The purely biological argument, where every form of weakness is to be discounted if not fully discarded, is perfectly rational and morally repugnant. Margaret Sanger’s purpose in founding Planned Parenthood was to cull the mentally infirm and genetically impure from the race. It is called eugenics, a word not properly despised until its atrocities were realized in Nazi practices during the 1930s and 1940s. (By the way, practices like contemporary sex-selection studies and a 90% abortion rate of babies with Down Syndrome have fully reintroduced eugenics to American society.) Every time someone with a weakness is preserved–every C-section birth, every tumor removed by surgery, every manic-depressive treated to promote “normal” functioning–every time a weakness is preserved the person in whom it was preserved becomes a weak link in the chain of human evolution. (Give me a moment to recuperate from the nausea which follows writing that paragraph. Ok. Thanks.)

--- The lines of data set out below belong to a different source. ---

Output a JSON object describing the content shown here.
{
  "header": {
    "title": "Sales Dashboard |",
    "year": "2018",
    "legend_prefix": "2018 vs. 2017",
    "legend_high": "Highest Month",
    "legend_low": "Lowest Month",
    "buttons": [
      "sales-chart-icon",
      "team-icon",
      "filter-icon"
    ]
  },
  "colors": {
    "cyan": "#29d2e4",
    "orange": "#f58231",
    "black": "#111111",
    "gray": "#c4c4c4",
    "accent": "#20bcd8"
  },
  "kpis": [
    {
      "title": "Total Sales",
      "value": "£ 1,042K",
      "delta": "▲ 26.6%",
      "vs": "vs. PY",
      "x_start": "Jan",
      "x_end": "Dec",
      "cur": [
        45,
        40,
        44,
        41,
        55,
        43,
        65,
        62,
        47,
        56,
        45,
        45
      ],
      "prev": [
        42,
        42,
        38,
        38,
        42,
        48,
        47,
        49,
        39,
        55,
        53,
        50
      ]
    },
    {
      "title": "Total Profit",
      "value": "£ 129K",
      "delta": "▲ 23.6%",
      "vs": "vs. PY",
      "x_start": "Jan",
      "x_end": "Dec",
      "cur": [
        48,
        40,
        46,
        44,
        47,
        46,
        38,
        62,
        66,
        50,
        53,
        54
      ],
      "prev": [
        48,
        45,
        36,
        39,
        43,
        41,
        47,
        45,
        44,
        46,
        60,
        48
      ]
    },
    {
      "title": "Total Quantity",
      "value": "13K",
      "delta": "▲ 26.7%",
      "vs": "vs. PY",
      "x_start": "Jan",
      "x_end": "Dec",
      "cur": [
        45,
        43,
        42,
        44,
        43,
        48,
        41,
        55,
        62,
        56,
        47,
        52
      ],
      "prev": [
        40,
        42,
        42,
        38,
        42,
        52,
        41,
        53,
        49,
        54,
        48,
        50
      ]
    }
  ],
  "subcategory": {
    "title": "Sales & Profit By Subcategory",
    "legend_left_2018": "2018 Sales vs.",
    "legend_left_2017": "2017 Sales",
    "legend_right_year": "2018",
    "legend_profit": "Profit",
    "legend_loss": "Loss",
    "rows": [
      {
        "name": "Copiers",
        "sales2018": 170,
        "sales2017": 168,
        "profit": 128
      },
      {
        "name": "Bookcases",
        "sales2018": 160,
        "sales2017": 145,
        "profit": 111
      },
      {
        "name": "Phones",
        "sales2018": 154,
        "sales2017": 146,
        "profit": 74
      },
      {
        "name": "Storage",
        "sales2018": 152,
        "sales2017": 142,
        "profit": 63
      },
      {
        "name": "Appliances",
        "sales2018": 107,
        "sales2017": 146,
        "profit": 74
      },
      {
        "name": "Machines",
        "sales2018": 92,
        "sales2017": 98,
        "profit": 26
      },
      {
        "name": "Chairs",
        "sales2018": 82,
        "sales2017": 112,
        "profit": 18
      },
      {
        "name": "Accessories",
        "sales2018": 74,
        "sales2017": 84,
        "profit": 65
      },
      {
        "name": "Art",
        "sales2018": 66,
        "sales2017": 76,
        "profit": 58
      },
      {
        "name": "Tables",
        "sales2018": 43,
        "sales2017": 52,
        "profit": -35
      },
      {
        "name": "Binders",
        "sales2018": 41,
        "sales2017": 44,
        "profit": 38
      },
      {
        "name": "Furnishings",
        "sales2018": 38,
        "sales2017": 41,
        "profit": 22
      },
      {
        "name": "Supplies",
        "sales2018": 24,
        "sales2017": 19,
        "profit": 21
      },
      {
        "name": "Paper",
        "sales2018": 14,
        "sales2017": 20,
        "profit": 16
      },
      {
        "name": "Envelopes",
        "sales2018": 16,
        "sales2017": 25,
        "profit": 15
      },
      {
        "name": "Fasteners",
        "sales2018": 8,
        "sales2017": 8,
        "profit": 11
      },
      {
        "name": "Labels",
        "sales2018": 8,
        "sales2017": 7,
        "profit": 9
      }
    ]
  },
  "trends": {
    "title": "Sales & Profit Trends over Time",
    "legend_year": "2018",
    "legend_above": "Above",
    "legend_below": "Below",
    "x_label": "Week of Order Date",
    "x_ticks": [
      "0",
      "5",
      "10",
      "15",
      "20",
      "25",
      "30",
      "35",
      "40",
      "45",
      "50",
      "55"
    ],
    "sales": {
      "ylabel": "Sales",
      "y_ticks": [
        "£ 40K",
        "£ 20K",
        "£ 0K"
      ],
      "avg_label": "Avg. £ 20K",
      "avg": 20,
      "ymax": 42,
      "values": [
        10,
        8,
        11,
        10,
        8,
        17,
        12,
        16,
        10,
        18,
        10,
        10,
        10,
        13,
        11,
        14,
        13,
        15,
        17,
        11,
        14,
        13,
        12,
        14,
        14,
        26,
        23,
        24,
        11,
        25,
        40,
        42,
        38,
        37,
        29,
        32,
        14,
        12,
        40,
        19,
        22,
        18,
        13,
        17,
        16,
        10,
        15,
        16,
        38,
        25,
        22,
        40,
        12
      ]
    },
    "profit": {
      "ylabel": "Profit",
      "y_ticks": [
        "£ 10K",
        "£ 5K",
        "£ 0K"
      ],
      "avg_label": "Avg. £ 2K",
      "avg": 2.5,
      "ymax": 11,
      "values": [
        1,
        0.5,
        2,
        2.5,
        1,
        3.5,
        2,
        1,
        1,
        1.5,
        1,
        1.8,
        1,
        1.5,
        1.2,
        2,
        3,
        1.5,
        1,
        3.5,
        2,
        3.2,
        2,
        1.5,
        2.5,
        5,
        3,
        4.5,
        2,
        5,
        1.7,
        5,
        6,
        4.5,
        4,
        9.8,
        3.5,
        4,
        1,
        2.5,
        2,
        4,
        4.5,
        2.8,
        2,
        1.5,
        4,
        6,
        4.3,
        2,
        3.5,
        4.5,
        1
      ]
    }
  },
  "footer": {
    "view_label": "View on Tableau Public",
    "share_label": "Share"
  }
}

Fortunately, once people recognize the practice of despising and punishing the weak outside of a herd, it receives almost universal condemnation–one cultural hallmark of an ethical reality. But if there really is something morally wrong with culling the weak, from where does it come? Answers may come from human nature, the Creator’s purpose, the nature of reason, or any other number of morally realistic sources. But one thing is clear: it will not come from the biological realm. A reasonable conclusion is that ethics is a non-biological feature of humanity.
We are certainly biological beings. And we can be human beings. But we cannot be the latter if we are only the former.